Hoon Basics: Advanced Data Structures
Overview
Teaching: 30 min
Exercises: 15 minQuestions
How are structured data typically represented, populated, and accessed in Hoon?
Which common patterns in Hoon exist?
Objectives
Identify common Hoon molds: units, sets, maps, jars, and jugs.

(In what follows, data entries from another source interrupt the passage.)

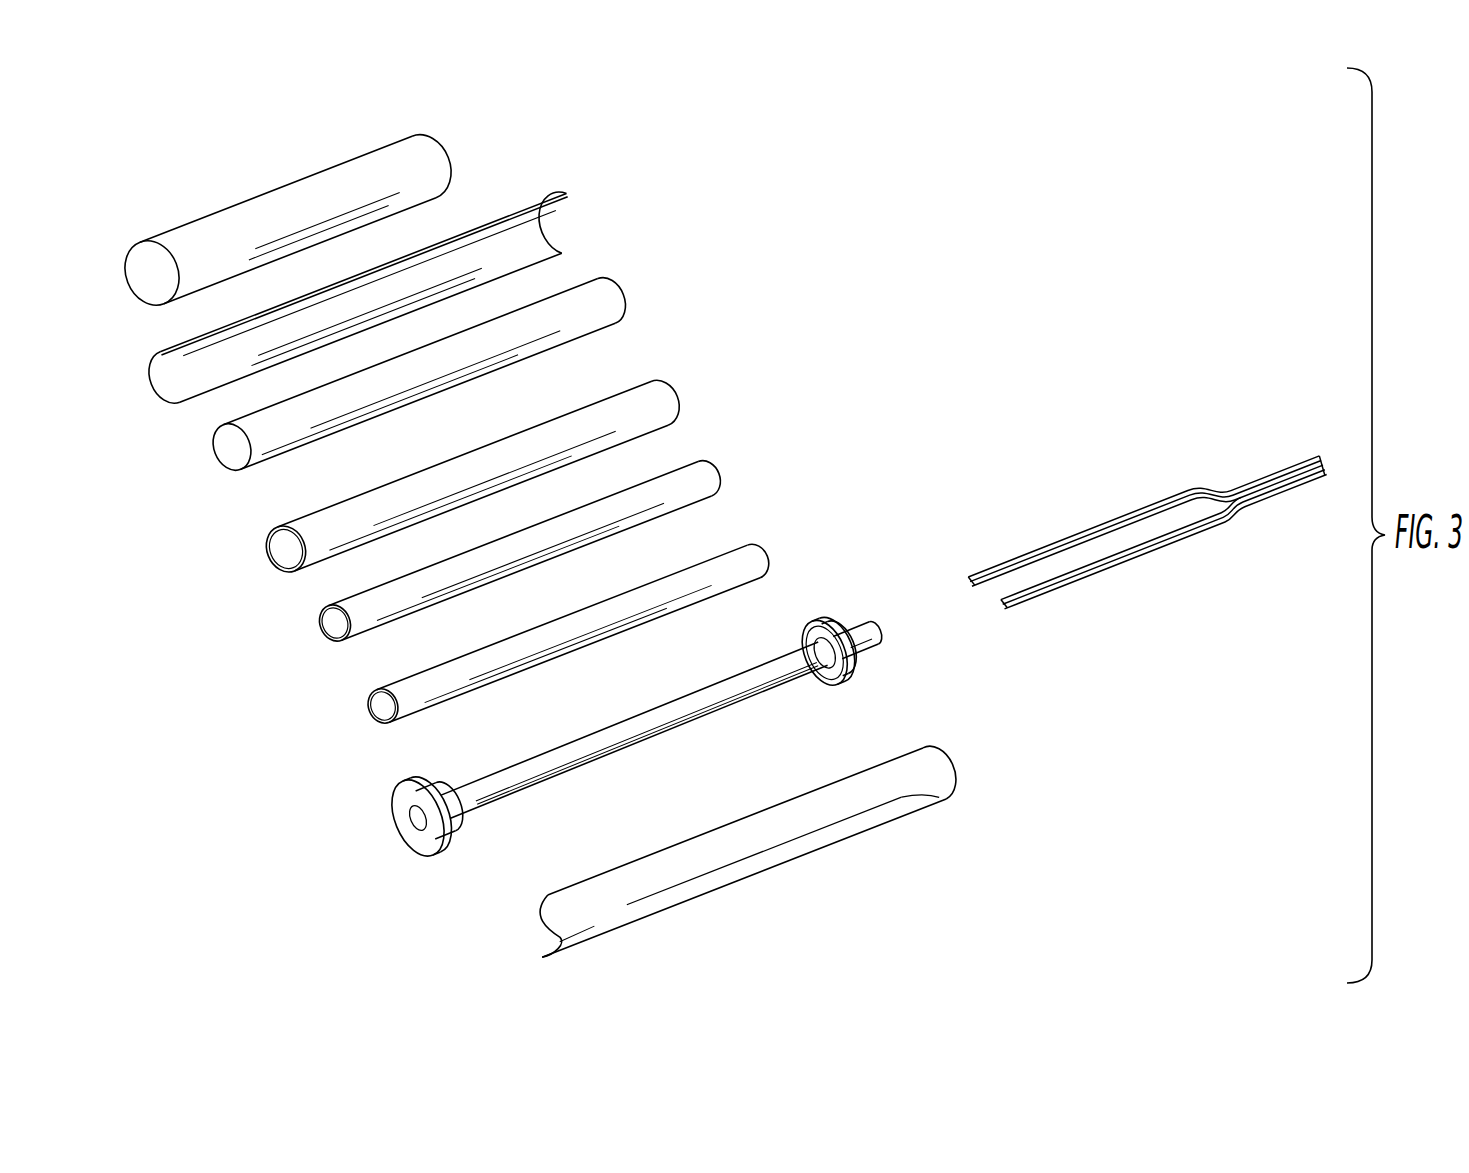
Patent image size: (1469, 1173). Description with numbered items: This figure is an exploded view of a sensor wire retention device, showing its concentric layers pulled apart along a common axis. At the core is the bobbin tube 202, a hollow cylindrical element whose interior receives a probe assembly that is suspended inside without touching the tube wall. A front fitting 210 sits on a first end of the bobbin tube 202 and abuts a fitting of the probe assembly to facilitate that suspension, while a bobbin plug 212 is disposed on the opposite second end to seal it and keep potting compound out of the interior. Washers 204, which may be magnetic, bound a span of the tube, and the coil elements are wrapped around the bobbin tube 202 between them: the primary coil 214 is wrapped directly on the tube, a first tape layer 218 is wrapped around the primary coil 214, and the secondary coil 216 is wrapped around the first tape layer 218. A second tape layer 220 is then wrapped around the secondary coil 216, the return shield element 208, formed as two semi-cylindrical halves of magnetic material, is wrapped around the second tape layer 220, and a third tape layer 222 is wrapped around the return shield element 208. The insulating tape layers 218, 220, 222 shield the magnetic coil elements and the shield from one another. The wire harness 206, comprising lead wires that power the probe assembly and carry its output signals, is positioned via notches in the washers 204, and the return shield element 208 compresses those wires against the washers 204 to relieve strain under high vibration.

The bobbin tube 202 is at (538, 785).
The washers 204 is at (451, 769).
The wire harness 206 is at (1331, 439).
The return shield element 208 is at (153, 382).
The front fitting 210 is at (389, 807).
The bobbin plug 212 is at (882, 619).
The primary coil 214 is at (362, 706).
The secondary coil 216 is at (262, 555).
The first tape layer 218 is at (718, 466).
The second tape layer 220 is at (622, 286).
The third tape layer 222 is at (449, 156).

Explore the standard library’s functionality: text parsing & processing, functional hacks, randomness, hashing, time, and so forth.
Data Structures
Urbit employs a series of data structures (molds) which are either unique to the Urbit operating environment (such as a unit) or analogous to convenient forms in other languages (like a set or a map).
Units
Every atom in Hoon is an unsigned integer, even if interpreted by an aura. Auras do not carry prescriptive power, however, so they cannot be used to fundamentally distinguish a NULL
-style or NaN
-style non-result. That is, if the result of a query is a ~
, how does one distinguish a value of zero from a non-result (missing value)?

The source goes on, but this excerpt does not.